The oriental dream of Napoleon Bonaparte took shape in the printing press, which had become imperial, directed by Jean-Joseph Marcel, who had new oriental characters engraved and published in 1813 the first Chinese, French & Latin dictionary, composed with the Regent's Boxwood, characters Chinese woodcuts between 1715 and 1742 and completed for this edition, which allowed the development of sinology in France. To establish his power, Napoleon went so far as to order a typography: the Emperor's Romain or millimeter Didot. Napoleon's eastern ambition was so exemplary that he found it essential, in the midst of the collapse of his troops in the East, to sign the decree of March 22, 1813 organizing the recruitment of young composers to the Imperial Printing Office, future typographers. Orientalists, capable of composing in all foreign writings.

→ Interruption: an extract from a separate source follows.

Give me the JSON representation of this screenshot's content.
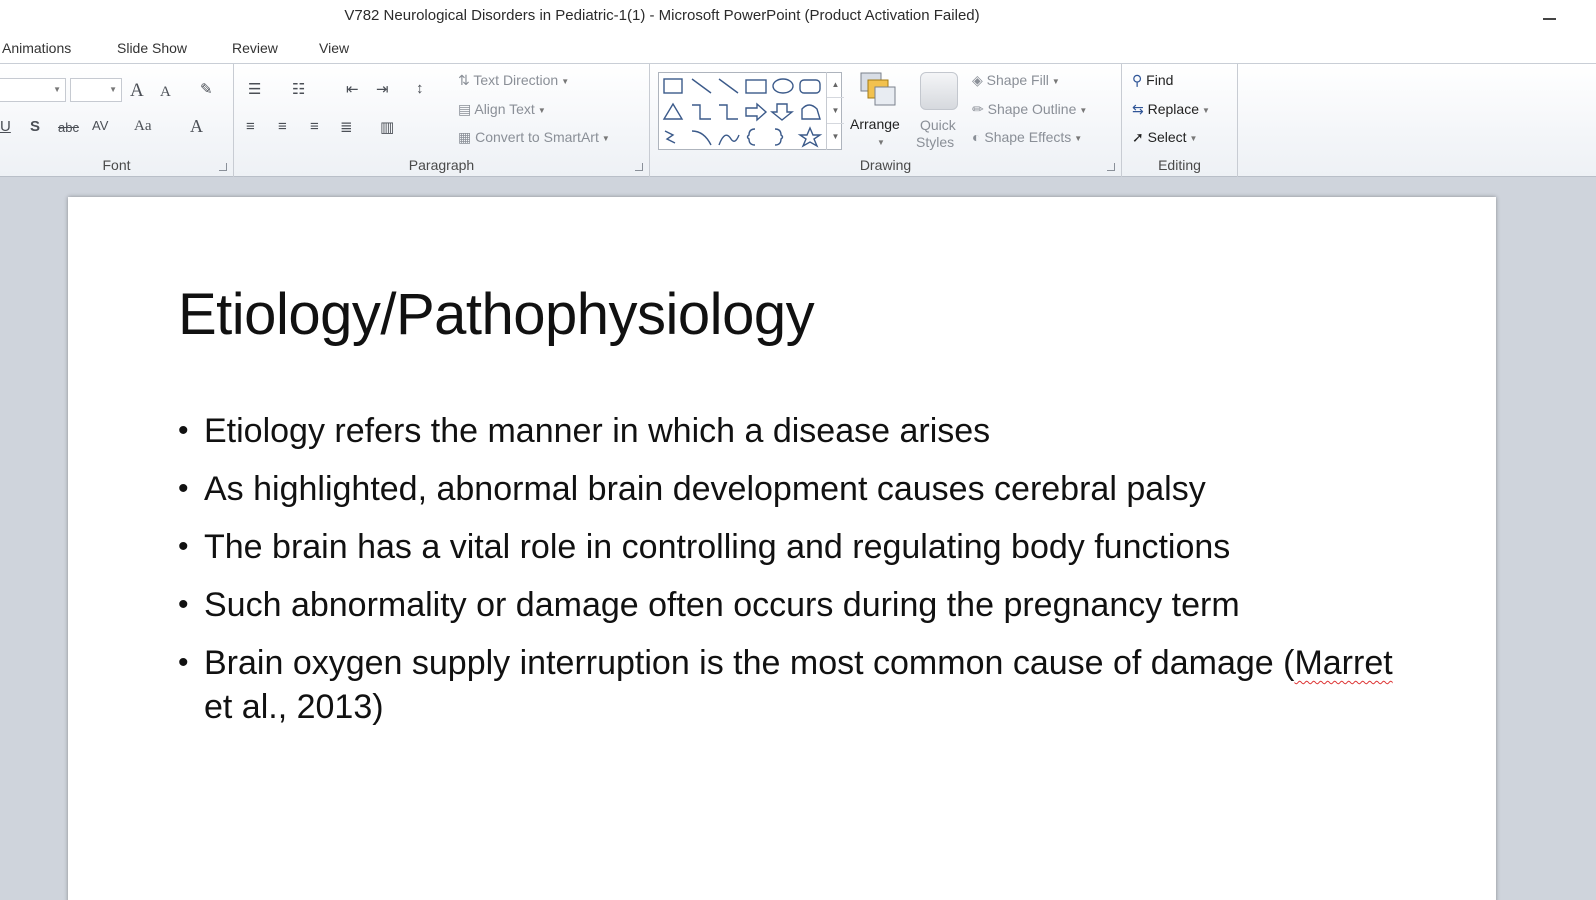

Thanks to the study of a reproduction of the Rosetta Stone discovered by an officer of the Army of the East in 1799, Champollion succeeded in deciphering the hieroglyphs in 1822. The exhibition presents an almost unique work, a study of the Rosette inscription annotated in the hand of Champollion, but also the first hieroglyphic punches engraved between 1842 and 1852.

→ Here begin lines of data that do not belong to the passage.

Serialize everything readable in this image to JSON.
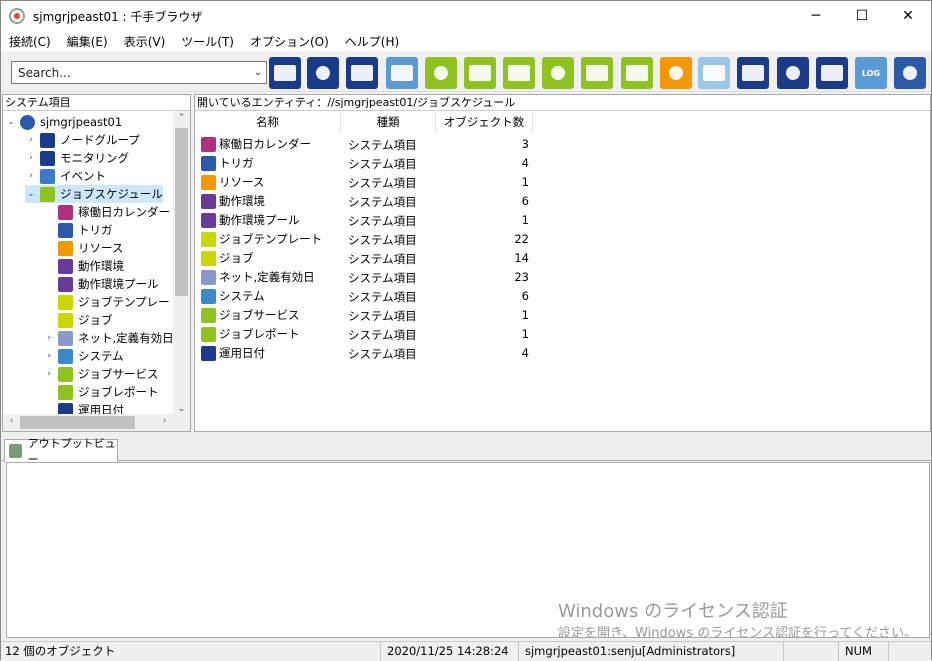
{
  "window": {
    "title": "sjmgrjpeast01 : 千手ブラウザ",
    "controls": [
      "minimize-icon",
      "maximize-icon",
      "close-icon"
    ]
  },
  "menu": [
    "接続(C)",
    "編集(E)",
    "表示(V)",
    "ツール(T)",
    "オプション(O)",
    "ヘルプ(H)"
  ],
  "search": {
    "value": "Search..."
  },
  "toolbar": {
    "buttons": [
      {
        "name": "node-group-icon",
        "color": "#1a3a8a"
      },
      {
        "name": "monitor-icon",
        "color": "#1a3a8a"
      },
      {
        "name": "monitor-stack-icon",
        "color": "#1a3a8a"
      },
      {
        "name": "message-icon",
        "color": "#5b9bd5"
      },
      {
        "name": "gear-green-icon",
        "color": "#8dc21f"
      },
      {
        "name": "check-green-icon",
        "color": "#8dc21f"
      },
      {
        "name": "puzzle-green-icon",
        "color": "#8dc21f"
      },
      {
        "name": "screen-check-icon",
        "color": "#8dc21f"
      },
      {
        "name": "report-green-icon",
        "color": "#8dc21f"
      },
      {
        "name": "list-green-icon",
        "color": "#8dc21f"
      },
      {
        "name": "chart-orange-icon",
        "color": "#f39800"
      },
      {
        "name": "network-disabled-icon",
        "color": "#9cc6e6"
      },
      {
        "name": "gear-arrow-icon",
        "color": "#1a3a8a"
      },
      {
        "name": "check-arrow-icon",
        "color": "#1a3a8a"
      },
      {
        "name": "monitor-arrow-icon",
        "color": "#1a3a8a"
      },
      {
        "name": "log-icon",
        "color": "#5b9bd5",
        "label": "LOG"
      },
      {
        "name": "radar-icon",
        "color": "#2a5aa8"
      }
    ]
  },
  "tree": {
    "header": "システム項目",
    "root": "sjmgrjpeast01",
    "items": [
      {
        "label": "ノードグループ",
        "level": 1,
        "expand": "›",
        "icon": "#1a3a8a"
      },
      {
        "label": "モニタリング",
        "level": 1,
        "expand": "›",
        "icon": "#1a3a8a"
      },
      {
        "label": "イベント",
        "level": 1,
        "expand": "›",
        "icon": "#3a7ac8"
      },
      {
        "label": "ジョブスケジュール",
        "level": 1,
        "expand": "⌄",
        "icon": "#8dc21f",
        "selected": true
      },
      {
        "label": "稼働日カレンダー",
        "level": 2,
        "expand": "",
        "icon": "#b03080"
      },
      {
        "label": "トリガ",
        "level": 2,
        "expand": "",
        "icon": "#2a5aa8"
      },
      {
        "label": "リソース",
        "level": 2,
        "expand": "",
        "icon": "#f39800"
      },
      {
        "label": "動作環境",
        "level": 2,
        "expand": "",
        "icon": "#6a3a9a"
      },
      {
        "label": "動作環境プール",
        "level": 2,
        "expand": "",
        "icon": "#6a3a9a"
      },
      {
        "label": "ジョブテンプレート",
        "level": 2,
        "expand": "",
        "icon": "#c8d800"
      },
      {
        "label": "ジョブ",
        "level": 2,
        "expand": "",
        "icon": "#c8d800"
      },
      {
        "label": "ネット,定義有効日",
        "level": 2,
        "expand": "›",
        "icon": "#8a9ac8"
      },
      {
        "label": "システム",
        "level": 2,
        "expand": "›",
        "icon": "#3a8ac8"
      },
      {
        "label": "ジョブサービス",
        "level": 2,
        "expand": "›",
        "icon": "#8dc21f"
      },
      {
        "label": "ジョブレポート",
        "level": 2,
        "expand": "",
        "icon": "#8dc21f"
      },
      {
        "label": "運用日付",
        "level": 2,
        "expand": "",
        "icon": "#1a3a8a"
      }
    ]
  },
  "list": {
    "path": "開いているエンティティ：//sjmgrjpeast01/ジョブスケジュール",
    "columns": [
      "名称",
      "種類",
      "オブジェクト数"
    ],
    "rows": [
      {
        "name": "稼働日カレンダー",
        "type": "システム項目",
        "count": "3",
        "icon": "#b03080"
      },
      {
        "name": "トリガ",
        "type": "システム項目",
        "count": "4",
        "icon": "#2a5aa8"
      },
      {
        "name": "リソース",
        "type": "システム項目",
        "count": "1",
        "icon": "#f39800"
      },
      {
        "name": "動作環境",
        "type": "システム項目",
        "count": "6",
        "icon": "#6a3a9a"
      },
      {
        "name": "動作環境プール",
        "type": "システム項目",
        "count": "1",
        "icon": "#6a3a9a"
      },
      {
        "name": "ジョブテンプレート",
        "type": "システム項目",
        "count": "22",
        "icon": "#c8d800"
      },
      {
        "name": "ジョブ",
        "type": "システム項目",
        "count": "14",
        "icon": "#c8d800"
      },
      {
        "name": "ネット,定義有効日",
        "type": "システム項目",
        "count": "23",
        "icon": "#8a9ac8"
      },
      {
        "name": "システム",
        "type": "システム項目",
        "count": "6",
        "icon": "#3a8ac8"
      },
      {
        "name": "ジョブサービス",
        "type": "システム項目",
        "count": "1",
        "icon": "#8dc21f"
      },
      {
        "name": "ジョブレポート",
        "type": "システム項目",
        "count": "1",
        "icon": "#8dc21f"
      },
      {
        "name": "運用日付",
        "type": "システム項目",
        "count": "4",
        "icon": "#1a3a8a"
      }
    ]
  },
  "output": {
    "tab": "アウトプットビュー"
  },
  "watermark": {
    "line1": "Windows のライセンス認証",
    "line2": "設定を開き、Windows のライセンス認証を行ってください。"
  },
  "status": {
    "objects": "12 個のオブジェクト",
    "datetime": "2020/11/25 14:28:24",
    "user": "sjmgrjpeast01:senju[Administrators]",
    "num": "NUM"
  }
}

The exhibition continues with an evocation of Orientalism in the 19th century, which will be carried relentlessly by the Imprimerie Nationale, in its scientific dimension, thanks to its collection of oriental characters which was and remains the most exceptional in the world, and to its orientalist composers, at the service of scholars. Today, Orientalism continues at the Imprimerie Nationale, thanks to the digitization of exotic characters, like the tifinag, the writing of the Tuareg.

Travel books, manuals of oriental typography, books published in Cairo, Arabic, Syriac, Hebrew, Coptic, Tibetan hallmarks, Chinese wooden characters, hieroglyphs, the large volumes of the Description of Egypt, the Chinese Dictionary, the Oriental Collection , a selection of scholarly publications, as well as the reconstruction of a printing workshop, follow one another in a historical, literary, scientific and typographical journey, revealing a little known, rarely exposed facet of the Napoleonic legend.


Paris and Tourcoing,
2017-2018:
« Christians of the East, two thousand years of history »

For this exhibition initially presented at the Institut du monde arabe in Paris from September 26, 2017 to January 14, 2018, then at the MUba Eugène Leroy in Tourcoing from February 22 to June 11, 2018, the Imprimerie Nationale granted major loans, in particular copper plates engraved in intaglio reproducing exotic alphabets engraved by Pierre de Rochefort between 1716 and 1719: general alphabet of the Maronites and Syriac alphabets. This series of alphabets was intended to be reproduced in a treatise devoted to the art of the book which was to inaugurate the collection of the Description des arts et métiers desired by Colbert. Other loans included various hallmarks, including the Arabic hallmarks of the Four Gospels, engraved by Robert Granjon in the 16th century, from the Imprimerie des Médicis and kept in the collections of the Imprimerie Nationale.


New York, 2012:
« Printing for Kingdom, Empire and Republic, Treasures of the Archives of the Imprimerie nationale »

From December 2011 to February 2012, the Imprimerie Nationale was a guest of the Grolier Club of New York for an exceptional exhibition entitled "Printing for Kingdom, Empire and Republic, Treasures of the Archives of the Imprimerie nationale".

From the collections of the Imprimerie Nationale, the exhibition traces the history of printing and its influence on publishing and typography over the past five centuries.

Nearly 200 major pieces, most of which are listed as historical monuments, have been exhibited, some for the first time, in the two galleries of the Grolier Club, including original manuscripts, old books and artists' books from the 20th century. , prints, punches and dies dating from the 16th century to the present day, engraved brass used to produce illustrations.